Essa questão só pode ser colocada hoje, ressalte-se, porque, de um modo ou de outro, a democracia floresceu na região, após séculos de mandonismos os mais variados, como domínio colonial, escravidão, caudilhismos e outros. As formas mais modernas de autoritarismo se instalaram ao longo do século 20, com grande predominância de regimes militares a partir da década de 1950. A saída dessas sangrentas ditaduras não foi fácil, pois algumas duraram décadas e tiveram um alto grau de violência.
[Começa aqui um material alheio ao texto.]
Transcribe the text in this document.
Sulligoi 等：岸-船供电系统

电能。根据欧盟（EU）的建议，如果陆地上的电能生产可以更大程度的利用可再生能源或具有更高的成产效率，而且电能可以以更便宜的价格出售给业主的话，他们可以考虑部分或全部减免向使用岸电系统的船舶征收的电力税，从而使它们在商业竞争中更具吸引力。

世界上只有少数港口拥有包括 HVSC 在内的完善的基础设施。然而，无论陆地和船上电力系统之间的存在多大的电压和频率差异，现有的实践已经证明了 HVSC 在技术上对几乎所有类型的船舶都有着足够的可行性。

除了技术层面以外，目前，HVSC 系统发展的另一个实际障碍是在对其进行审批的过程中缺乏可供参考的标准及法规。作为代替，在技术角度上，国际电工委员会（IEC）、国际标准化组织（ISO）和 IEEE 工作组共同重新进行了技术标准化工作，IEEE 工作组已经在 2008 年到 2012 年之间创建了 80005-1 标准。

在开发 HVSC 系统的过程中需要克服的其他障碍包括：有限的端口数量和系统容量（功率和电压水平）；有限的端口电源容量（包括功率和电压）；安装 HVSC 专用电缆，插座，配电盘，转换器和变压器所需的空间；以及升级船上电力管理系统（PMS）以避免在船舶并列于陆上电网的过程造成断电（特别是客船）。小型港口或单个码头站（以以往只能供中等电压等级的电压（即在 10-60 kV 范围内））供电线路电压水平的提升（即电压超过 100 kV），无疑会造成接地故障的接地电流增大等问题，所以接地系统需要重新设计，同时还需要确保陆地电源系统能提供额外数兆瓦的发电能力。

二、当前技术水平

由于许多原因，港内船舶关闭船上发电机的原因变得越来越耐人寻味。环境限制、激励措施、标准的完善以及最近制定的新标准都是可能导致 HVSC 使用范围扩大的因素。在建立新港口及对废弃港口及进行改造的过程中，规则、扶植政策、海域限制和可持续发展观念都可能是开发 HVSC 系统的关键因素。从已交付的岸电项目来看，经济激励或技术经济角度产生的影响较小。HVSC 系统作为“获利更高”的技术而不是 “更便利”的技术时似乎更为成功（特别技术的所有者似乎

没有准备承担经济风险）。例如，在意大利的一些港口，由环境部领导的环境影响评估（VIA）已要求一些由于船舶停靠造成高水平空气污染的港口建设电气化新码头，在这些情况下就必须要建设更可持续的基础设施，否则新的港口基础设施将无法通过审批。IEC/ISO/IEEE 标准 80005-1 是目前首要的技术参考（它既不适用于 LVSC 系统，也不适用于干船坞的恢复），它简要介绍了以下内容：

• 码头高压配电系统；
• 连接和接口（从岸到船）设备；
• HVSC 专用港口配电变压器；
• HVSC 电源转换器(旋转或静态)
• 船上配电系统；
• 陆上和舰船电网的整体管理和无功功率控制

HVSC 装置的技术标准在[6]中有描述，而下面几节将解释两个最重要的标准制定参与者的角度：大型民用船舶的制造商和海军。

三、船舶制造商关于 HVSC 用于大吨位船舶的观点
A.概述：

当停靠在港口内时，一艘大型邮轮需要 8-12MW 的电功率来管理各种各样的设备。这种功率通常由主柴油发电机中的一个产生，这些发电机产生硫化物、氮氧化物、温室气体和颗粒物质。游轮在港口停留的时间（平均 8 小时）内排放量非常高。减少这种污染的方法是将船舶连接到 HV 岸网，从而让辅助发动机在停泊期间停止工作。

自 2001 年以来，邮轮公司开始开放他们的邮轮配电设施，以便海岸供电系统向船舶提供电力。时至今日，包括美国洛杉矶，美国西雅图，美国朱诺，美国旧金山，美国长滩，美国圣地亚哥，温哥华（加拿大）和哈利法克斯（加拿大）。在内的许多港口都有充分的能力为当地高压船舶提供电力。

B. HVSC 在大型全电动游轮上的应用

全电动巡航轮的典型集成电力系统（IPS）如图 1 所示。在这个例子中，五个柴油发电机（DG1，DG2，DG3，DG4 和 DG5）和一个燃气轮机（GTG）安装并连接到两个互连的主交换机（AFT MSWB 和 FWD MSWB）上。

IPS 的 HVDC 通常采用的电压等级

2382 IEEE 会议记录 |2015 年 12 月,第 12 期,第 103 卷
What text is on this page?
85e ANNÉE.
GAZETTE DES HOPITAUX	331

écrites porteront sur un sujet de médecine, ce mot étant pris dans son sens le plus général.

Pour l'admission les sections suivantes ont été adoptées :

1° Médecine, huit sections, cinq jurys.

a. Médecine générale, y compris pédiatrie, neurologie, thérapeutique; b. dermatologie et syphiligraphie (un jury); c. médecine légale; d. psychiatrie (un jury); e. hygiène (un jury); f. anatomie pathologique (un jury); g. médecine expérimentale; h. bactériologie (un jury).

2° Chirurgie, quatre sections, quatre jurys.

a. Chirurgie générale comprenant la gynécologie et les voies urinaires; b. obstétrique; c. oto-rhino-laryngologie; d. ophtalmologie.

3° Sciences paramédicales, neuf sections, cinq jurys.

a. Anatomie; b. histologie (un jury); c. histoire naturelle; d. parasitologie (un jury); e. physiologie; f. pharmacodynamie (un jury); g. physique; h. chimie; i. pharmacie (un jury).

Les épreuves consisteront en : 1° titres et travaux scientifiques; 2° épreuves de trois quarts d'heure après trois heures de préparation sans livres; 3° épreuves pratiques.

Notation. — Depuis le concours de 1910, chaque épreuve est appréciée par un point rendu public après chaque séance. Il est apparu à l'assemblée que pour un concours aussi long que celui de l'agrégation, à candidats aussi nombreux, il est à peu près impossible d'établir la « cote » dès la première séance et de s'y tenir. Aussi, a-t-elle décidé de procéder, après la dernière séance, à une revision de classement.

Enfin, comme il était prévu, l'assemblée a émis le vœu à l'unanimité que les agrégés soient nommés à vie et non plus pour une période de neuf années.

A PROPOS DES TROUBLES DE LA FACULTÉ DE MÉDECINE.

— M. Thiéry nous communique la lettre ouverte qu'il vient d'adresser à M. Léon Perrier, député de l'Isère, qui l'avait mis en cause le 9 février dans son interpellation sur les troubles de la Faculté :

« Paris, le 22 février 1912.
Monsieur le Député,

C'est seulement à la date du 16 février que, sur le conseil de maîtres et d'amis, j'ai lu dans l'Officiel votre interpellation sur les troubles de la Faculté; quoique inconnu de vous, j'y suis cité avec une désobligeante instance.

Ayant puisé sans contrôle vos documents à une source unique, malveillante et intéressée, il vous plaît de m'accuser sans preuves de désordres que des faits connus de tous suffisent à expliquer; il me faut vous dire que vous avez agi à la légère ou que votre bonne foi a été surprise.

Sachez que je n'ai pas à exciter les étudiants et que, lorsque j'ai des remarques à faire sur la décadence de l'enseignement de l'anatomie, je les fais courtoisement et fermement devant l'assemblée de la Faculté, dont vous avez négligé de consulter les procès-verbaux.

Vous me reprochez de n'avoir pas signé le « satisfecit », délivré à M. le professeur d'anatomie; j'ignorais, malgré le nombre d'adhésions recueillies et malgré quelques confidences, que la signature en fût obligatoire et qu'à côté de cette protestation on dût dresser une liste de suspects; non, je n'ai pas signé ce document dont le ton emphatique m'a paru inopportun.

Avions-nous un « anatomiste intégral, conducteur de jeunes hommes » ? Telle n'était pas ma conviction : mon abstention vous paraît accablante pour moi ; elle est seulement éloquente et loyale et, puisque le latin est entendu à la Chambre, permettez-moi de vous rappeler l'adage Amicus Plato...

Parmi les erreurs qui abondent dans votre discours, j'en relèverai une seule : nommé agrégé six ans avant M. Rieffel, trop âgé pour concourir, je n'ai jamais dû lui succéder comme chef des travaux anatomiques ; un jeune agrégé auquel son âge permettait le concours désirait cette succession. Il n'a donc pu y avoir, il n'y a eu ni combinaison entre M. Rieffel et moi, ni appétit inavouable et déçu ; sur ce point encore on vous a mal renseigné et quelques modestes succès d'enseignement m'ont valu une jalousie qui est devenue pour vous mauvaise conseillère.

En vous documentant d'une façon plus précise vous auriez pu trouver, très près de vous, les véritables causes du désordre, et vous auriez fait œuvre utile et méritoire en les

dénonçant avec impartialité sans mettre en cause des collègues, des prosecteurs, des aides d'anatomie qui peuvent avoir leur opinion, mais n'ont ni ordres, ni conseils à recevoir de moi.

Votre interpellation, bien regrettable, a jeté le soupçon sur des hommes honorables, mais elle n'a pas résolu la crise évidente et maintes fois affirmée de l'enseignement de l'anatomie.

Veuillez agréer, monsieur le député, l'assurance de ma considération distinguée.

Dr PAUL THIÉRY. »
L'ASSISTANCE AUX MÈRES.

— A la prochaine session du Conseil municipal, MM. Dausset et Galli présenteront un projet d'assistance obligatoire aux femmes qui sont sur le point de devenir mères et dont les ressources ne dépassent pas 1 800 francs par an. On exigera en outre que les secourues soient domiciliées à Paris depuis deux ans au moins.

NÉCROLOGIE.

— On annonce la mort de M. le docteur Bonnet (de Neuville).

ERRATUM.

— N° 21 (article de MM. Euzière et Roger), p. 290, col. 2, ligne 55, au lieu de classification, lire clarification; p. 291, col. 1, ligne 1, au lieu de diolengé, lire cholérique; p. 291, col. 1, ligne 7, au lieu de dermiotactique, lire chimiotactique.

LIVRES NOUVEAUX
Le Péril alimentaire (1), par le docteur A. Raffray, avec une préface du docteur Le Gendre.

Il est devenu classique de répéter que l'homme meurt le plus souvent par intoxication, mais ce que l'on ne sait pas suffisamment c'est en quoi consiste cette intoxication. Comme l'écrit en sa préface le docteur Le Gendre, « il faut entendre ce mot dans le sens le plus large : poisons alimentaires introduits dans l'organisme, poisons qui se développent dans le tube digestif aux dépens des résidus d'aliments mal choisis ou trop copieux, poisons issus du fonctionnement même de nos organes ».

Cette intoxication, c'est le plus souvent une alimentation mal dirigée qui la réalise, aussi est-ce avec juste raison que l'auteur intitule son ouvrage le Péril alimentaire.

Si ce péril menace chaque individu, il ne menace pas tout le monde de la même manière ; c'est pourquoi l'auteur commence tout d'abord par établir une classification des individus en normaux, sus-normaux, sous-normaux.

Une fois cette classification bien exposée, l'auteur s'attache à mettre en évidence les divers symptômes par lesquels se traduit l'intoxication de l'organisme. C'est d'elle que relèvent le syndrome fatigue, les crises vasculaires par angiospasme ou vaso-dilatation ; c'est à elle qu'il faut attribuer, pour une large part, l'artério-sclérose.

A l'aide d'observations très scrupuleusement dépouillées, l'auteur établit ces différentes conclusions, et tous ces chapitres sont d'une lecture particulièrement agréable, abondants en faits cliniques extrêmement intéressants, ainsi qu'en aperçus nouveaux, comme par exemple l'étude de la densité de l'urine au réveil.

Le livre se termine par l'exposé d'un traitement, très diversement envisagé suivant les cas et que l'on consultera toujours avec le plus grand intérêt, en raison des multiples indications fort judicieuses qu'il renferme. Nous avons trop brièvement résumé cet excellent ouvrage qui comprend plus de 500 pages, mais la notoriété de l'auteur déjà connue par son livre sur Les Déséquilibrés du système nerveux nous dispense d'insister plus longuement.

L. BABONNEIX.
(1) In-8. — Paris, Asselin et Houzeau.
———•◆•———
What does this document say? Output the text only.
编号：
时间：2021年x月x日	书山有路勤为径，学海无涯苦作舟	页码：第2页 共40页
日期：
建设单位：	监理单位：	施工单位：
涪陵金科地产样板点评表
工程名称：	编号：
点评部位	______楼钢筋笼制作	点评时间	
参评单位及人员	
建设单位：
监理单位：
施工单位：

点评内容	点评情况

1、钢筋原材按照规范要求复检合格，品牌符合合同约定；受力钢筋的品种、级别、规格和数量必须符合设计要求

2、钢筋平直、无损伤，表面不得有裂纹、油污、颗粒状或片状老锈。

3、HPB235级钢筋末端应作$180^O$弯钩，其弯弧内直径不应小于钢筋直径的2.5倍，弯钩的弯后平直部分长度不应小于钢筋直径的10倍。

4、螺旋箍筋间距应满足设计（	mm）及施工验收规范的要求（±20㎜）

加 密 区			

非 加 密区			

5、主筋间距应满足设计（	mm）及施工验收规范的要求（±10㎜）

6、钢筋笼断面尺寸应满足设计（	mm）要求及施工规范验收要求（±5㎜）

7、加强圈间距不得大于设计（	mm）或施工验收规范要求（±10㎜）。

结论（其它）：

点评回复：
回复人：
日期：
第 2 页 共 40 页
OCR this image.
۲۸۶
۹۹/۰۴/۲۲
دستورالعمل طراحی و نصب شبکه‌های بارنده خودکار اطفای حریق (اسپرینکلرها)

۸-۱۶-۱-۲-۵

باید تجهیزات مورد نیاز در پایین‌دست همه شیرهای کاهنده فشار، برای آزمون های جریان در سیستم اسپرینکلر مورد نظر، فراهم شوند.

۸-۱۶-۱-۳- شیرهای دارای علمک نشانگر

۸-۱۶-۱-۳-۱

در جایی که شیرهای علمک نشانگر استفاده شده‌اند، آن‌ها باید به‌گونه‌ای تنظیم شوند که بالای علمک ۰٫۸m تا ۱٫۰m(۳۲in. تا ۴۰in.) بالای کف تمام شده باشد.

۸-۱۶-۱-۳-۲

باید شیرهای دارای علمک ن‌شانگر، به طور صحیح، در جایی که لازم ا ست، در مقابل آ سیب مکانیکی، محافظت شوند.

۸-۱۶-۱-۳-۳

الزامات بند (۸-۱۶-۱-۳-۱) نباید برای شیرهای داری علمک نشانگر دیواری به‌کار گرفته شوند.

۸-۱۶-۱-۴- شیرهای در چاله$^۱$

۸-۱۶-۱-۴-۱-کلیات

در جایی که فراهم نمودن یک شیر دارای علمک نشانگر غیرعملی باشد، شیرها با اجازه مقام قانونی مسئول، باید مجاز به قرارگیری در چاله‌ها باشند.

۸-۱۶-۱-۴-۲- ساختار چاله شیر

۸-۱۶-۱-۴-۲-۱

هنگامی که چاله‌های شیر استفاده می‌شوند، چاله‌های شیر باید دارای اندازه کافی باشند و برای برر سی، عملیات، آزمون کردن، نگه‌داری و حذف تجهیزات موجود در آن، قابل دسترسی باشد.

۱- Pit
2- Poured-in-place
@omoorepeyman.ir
Algumas condições permitiram uma onda democrática longa na América Latina. A primeira foi o próprio desgaste de tantos anos de autoritarismo, com sequelas terríveis para a sociedade. Tinha se tornado cada mais complicado defender uma estrutura cada vez mais carcomida e comprometida com o desrespeito aos direitos humanos. Porém, isso só não bastaria. A mudança na ordem internacional, sobretudo na política externa americana a partir da presidência de Jimmy Carter, também foi fundamental, porque sem o apoio direto dos EUA ficou muito mais difícil manter governos ditatoriais na região.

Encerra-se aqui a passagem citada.